Tracing a line from the spot of his finding to the mountain, James started working with his pick on a flaky hillside off the riverbank. His family looked on. After a while, he stopped, spat on the rock, and rubbed it with his fingertips. Suddenly pale, panting and stumbling stiffly like a flightless bird, he went to his children, dragged them to the hillside, and seemed to explain to them what he had just found. With eyes shut, he pointed first to the sky, then to the ground, and finally to his heart, on which he tapped while repeating the same phrase over and over again. The only word Håkan understood was “father.” The children were frightened by James’s rapture, and Eileen finally had to step in when he grabbed the youngest one by the shoulders and delivered a possessed soliloquy whose ardor brought the boy to tears. James did not notice the effect his state had on his family. He never interrupted his vehement address to the rocks, the plains, and the heavens.

The following weeks resembled, in many ways, Håkan’s life back in Sweden.
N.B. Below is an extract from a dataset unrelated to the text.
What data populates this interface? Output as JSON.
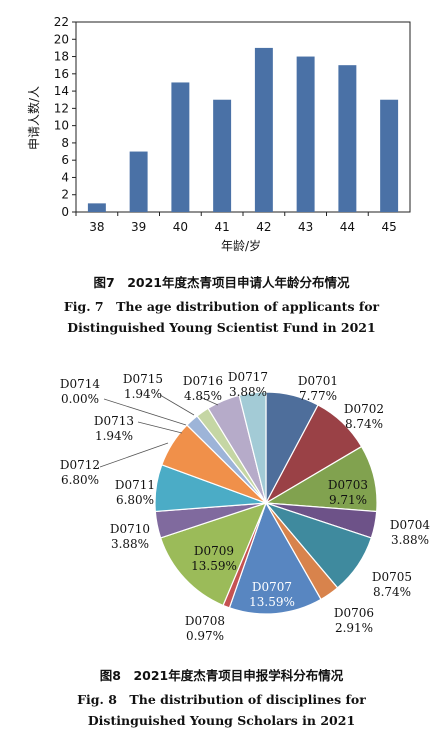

He was mostly in charge of gathering and catching their food, for which he went on long excursions with the children, just as he used to do with his brother. It was plain James did not want him around the mine. He trusted Håkan only with menial, brawny tasks that kept him far from the actual extraction—moving boulders, shoveling dirt, and, eventually, digging a canal from the creek to the mine. Meanwhile, James worked alone with pick, chisel, and hammer, crawling into his holes and hunching over pebbles, which he spat on and rubbed against his shirt. He dug from dawn until well into the night, when his eyes got dry and bloodshot from laboring by the weak light of two flat-wick lamps. When the work of the day was done, he disappeared into the darkness, presumably to hide his gold, and then returned to camp to eat and then collapse by the fire.